Am 28.07.2013 23:01, schrieb Ken Pledger: > In article <firstname.lastname@example.org>, > Thomas Nordhaus <email@example.com> wrote: > >> Am 26.07.2013 05:33, schrieb William Elliot: >>> How do we find the shortest distance between two lines L, L' in R^3 ? >>> >>> 2. http://at.yorku.ca/cgi-bin/bbqa?forum=calculus;task=show_msg;msg=0792 >>> >> >> How about doing it straight forward from scratch?
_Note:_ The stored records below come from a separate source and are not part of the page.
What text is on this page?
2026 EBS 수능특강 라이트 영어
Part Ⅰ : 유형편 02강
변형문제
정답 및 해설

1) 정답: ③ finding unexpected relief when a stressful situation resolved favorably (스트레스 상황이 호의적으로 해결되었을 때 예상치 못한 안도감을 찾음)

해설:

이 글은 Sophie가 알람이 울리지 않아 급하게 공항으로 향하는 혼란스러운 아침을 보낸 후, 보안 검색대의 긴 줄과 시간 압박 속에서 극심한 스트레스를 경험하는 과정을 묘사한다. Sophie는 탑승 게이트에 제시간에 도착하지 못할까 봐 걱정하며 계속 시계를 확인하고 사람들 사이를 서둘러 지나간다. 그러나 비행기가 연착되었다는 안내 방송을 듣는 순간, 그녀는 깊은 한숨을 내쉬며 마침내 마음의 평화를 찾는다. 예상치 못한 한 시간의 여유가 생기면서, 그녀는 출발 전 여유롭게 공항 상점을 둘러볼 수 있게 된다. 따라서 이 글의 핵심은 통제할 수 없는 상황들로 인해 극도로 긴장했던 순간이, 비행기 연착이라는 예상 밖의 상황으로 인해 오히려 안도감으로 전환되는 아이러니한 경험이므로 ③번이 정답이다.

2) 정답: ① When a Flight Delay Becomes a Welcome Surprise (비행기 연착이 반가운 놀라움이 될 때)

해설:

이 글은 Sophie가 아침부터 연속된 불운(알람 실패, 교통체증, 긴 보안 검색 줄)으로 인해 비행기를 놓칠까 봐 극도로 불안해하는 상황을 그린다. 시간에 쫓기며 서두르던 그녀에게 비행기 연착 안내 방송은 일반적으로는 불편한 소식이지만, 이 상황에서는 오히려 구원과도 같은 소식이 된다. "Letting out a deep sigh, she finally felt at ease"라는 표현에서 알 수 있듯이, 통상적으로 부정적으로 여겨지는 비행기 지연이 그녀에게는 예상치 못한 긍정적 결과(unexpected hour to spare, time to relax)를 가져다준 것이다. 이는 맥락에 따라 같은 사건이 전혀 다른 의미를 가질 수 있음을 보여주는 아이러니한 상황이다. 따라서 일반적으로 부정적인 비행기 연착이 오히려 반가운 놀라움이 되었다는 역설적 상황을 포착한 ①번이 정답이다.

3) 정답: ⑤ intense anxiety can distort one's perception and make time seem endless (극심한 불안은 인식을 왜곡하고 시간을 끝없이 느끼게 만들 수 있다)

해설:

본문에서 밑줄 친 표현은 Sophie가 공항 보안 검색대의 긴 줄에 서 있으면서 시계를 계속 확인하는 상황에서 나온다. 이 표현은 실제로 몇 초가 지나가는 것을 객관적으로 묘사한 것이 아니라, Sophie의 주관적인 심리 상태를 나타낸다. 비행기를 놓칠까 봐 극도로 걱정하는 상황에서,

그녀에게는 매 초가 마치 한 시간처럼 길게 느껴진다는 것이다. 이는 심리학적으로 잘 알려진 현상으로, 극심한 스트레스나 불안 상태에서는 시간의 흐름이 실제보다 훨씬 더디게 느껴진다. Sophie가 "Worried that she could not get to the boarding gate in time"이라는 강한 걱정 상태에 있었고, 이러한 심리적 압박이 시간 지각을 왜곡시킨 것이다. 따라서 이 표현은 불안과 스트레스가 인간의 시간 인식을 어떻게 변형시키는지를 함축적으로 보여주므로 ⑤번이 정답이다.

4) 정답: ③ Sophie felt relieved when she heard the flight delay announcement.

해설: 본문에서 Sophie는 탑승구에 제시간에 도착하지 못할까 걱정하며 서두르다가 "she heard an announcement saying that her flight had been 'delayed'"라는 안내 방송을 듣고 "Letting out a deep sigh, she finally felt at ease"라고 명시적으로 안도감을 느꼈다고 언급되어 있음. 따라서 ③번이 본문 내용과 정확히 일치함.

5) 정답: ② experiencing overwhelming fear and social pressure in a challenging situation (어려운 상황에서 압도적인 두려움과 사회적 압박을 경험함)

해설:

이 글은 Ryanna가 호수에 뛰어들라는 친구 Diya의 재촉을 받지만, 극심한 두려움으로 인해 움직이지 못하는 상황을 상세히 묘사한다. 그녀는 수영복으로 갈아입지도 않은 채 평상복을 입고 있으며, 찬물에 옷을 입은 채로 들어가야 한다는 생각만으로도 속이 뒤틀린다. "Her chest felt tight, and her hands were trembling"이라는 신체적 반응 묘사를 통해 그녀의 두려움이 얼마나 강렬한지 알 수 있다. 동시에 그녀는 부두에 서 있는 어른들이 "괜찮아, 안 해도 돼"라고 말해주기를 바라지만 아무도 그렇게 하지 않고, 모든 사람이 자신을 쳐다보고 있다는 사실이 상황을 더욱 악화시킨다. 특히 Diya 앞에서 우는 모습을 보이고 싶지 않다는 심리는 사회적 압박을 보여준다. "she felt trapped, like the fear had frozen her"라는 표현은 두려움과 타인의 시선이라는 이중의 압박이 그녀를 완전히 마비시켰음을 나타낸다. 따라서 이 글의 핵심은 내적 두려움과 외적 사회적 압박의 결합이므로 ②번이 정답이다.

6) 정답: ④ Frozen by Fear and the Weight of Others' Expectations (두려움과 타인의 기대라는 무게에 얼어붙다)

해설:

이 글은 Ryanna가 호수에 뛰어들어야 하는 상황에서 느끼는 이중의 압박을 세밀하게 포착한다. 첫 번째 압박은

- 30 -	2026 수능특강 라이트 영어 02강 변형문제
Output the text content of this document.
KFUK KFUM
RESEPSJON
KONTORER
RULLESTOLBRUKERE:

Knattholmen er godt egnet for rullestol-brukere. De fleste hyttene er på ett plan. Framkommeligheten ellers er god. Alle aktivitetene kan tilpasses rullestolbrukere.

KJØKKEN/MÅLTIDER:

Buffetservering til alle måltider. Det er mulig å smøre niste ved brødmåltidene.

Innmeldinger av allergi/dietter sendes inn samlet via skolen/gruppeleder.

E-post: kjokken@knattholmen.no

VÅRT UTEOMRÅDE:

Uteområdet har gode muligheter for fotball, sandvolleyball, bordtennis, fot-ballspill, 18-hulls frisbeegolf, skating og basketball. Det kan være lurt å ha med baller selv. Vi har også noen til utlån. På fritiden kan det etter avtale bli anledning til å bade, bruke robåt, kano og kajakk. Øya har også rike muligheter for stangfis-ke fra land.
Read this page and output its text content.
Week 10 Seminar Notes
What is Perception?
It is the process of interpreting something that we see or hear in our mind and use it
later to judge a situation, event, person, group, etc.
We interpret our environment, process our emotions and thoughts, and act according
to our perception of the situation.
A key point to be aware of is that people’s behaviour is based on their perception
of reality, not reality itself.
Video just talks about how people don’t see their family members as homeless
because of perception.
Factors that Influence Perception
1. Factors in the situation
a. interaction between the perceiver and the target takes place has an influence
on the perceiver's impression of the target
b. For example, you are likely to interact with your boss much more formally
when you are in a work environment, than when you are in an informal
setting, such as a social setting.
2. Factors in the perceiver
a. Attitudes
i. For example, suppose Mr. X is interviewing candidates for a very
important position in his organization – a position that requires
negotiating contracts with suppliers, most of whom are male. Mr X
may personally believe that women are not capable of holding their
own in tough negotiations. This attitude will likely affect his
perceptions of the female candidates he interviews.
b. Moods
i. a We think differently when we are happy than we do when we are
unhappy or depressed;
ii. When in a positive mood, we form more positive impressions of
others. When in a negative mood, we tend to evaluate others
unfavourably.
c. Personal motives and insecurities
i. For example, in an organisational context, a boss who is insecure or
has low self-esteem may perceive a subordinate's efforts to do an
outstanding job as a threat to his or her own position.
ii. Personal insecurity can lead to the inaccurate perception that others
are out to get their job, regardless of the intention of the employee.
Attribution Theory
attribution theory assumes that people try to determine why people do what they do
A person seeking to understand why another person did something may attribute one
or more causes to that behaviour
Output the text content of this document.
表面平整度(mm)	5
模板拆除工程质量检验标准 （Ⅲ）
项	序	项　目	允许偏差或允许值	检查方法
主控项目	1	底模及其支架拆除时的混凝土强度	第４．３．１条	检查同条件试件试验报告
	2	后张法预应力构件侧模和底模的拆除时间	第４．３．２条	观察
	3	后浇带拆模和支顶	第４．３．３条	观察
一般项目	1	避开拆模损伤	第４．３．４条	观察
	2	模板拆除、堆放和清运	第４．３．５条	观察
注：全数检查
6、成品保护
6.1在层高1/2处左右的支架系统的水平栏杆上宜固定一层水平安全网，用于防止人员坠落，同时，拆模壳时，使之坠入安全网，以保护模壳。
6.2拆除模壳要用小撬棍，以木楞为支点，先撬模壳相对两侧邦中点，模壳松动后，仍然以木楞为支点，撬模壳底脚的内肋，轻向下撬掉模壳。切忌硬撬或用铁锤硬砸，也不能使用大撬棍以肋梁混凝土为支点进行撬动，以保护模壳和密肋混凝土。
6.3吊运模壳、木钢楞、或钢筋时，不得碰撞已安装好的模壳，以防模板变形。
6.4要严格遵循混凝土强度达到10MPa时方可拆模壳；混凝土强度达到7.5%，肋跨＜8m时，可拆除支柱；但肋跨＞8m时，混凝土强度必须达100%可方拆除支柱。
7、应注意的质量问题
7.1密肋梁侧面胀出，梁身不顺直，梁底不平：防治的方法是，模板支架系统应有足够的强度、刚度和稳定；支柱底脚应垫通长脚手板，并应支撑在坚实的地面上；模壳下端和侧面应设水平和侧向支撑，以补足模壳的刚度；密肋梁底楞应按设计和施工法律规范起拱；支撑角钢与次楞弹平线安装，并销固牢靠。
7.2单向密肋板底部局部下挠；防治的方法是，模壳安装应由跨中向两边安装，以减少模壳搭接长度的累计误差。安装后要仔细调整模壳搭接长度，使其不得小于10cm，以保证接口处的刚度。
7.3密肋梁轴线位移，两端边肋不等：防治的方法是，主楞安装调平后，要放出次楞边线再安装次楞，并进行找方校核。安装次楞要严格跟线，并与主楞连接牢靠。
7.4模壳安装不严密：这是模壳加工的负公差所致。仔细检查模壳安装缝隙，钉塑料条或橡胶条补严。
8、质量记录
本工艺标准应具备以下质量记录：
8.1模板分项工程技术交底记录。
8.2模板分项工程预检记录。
Let P1(s) = v0 +s*v, >> P2(t) = w0 + t*w be arbitrary points on the line L, L' resp. >> .... > > > Yes. Then just make the vector (P1(s) - P2(t)) perpendicular to > both lines:
That's what I meant "by scratch": You start by minimizing distances between points on the lines (variational principle) and end up with orthogonality conditions:
> > v.((v0 +s*v) - (w0 + t*w)) = 0 > w.((v0 +s*v) - (w0 + t*w)) = 0. > > Therefore > (v.v)s - (v.w)t = - v.v0 + v.w0 > (w.v)s - (w.w)t = - w.v0 + w.w0. > > Solve those linear equations for s and t, > then find ||(P1(s) - P2(t))||.
> > That's all. It's a traditional method in old text-books which aren't > read much any more, and it doesn't need any calculus.